Fort Lauderdale

Supporters of Accused Killer to Rally in Fort Lauderdale

For the last week, the billboard has been calling out to anyone driving by Broward Sheriff's headquarters: "Two Victims," it says, showing photos of murder victim Jill Halliburton Su and the man accused of killing her, Dayonte Resiles.

Paid for by an anonymous supporter, the billboard says Resiles was framed and directs readers to a social media campaign whose boosters will rally Saturday at Guthrie-Blake Park to show support for Resiles.

Among them, Chris Thompson, who'd never heard of Resiles before his daring July 2016 escape from the Broward courthouse, where he used a secreted handcuff key to unshackle himself, leap out of a jury box and out of the courthouse to a waiting getaway car.

Why get involved?

"There've been so many of our people that have been railroaded through the justice system, it's just not fair," said Thompson, who is African-American.

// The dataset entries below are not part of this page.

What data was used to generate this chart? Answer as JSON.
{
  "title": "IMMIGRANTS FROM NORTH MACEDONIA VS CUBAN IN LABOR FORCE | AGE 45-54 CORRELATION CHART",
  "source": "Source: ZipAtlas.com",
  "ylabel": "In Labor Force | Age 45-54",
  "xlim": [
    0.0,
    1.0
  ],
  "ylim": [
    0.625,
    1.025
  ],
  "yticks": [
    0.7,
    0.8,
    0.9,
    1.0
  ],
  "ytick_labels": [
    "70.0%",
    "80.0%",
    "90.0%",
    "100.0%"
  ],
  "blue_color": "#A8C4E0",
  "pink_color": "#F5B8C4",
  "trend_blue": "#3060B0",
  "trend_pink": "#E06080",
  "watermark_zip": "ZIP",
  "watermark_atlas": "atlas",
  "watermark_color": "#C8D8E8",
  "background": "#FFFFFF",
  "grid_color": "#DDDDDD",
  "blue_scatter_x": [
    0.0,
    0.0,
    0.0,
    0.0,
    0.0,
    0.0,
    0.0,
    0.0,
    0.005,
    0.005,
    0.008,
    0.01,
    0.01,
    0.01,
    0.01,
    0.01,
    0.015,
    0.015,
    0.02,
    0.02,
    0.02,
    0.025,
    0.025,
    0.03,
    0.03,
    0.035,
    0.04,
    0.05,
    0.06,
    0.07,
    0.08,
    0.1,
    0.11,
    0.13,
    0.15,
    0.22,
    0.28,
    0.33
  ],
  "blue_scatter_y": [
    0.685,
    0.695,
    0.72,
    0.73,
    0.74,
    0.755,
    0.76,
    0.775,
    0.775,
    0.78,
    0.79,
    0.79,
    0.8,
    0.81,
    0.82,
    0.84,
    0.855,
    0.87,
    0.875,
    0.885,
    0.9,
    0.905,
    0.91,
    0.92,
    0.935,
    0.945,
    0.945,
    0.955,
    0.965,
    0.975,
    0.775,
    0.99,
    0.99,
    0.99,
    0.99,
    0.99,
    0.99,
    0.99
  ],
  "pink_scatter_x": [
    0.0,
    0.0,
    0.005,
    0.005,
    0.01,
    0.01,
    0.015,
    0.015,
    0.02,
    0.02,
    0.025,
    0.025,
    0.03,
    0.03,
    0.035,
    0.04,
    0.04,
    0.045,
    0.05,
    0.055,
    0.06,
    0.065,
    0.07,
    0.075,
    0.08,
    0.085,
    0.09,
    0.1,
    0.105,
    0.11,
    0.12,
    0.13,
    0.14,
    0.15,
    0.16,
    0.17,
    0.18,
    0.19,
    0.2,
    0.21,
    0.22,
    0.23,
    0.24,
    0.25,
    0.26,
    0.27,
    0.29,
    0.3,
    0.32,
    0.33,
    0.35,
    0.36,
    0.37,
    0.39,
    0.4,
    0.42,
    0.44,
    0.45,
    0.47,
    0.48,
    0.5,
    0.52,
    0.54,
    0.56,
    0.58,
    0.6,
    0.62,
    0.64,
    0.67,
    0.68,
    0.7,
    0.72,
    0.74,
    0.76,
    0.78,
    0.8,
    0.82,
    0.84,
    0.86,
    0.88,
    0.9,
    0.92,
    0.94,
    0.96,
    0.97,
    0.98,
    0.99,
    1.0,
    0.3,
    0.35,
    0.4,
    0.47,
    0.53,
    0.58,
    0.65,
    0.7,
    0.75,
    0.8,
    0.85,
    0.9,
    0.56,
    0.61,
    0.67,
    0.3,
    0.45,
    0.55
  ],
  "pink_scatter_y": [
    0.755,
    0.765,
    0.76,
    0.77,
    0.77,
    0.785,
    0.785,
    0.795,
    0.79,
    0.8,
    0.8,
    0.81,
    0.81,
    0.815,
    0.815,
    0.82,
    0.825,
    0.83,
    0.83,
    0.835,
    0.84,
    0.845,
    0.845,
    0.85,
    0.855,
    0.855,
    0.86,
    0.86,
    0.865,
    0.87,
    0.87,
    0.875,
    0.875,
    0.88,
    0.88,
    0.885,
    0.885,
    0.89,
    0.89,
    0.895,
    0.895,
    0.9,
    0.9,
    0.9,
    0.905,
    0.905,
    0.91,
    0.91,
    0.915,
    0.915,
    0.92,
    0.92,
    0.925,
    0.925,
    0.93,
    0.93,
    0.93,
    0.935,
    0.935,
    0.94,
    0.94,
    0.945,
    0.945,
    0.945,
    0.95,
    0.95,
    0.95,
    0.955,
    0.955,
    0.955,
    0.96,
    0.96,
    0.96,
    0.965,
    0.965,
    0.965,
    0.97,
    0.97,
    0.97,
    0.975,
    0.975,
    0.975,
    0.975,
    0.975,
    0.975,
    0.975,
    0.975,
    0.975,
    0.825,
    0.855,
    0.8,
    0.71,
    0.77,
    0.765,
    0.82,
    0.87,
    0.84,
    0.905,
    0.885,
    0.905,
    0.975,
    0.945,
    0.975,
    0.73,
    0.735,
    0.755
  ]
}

Asked why an innocent man would escape, Thompson said, "When you're going through those factors and they're trying to give you the death penalty and everything, I mean, he has a fighting soul, he has the spirit of our ancestors, he's going to fight. So (Resiles thinks), 'Let me get up out of here, let me fight and let me try to prove my own innocence.'"

Prosecutors will use that five-day escape as evidence of consciousness of guilt, along with phone calls Resiles made after his recapture that allegedly showed him conspiring with others to concoct an alibi that he was in Georgia when Halliburton Su was murdered in September 2014.

They also say they have Resiles' DNA on the murder weapon found just outside the victim's house and a belt that was found inside the foyer.

But Thompson and others questioning Resiles' guilt note the sheriff's DNA lab has had problems before.

"I definitely question the quality of it," said Thompson. "Who else has been handling it... there's been times where BSO has had problems with handling DNA."

Those problems were related to identifying contributors to mixtures of DNA from several people; police said Resiles' DNA was mixed with Halliburton Su's on the evidence recovered.

Thompson said he understands why the victim's family and others may find rallying for an accused murderer unseemly, but he adds if it were his family member killed, he would want to be sure the right person was being prosecuted.

Police and prosecutors say Resiles is that person.

The state attorney's office declined to comment Friday on the efforts of Resiles' supporters.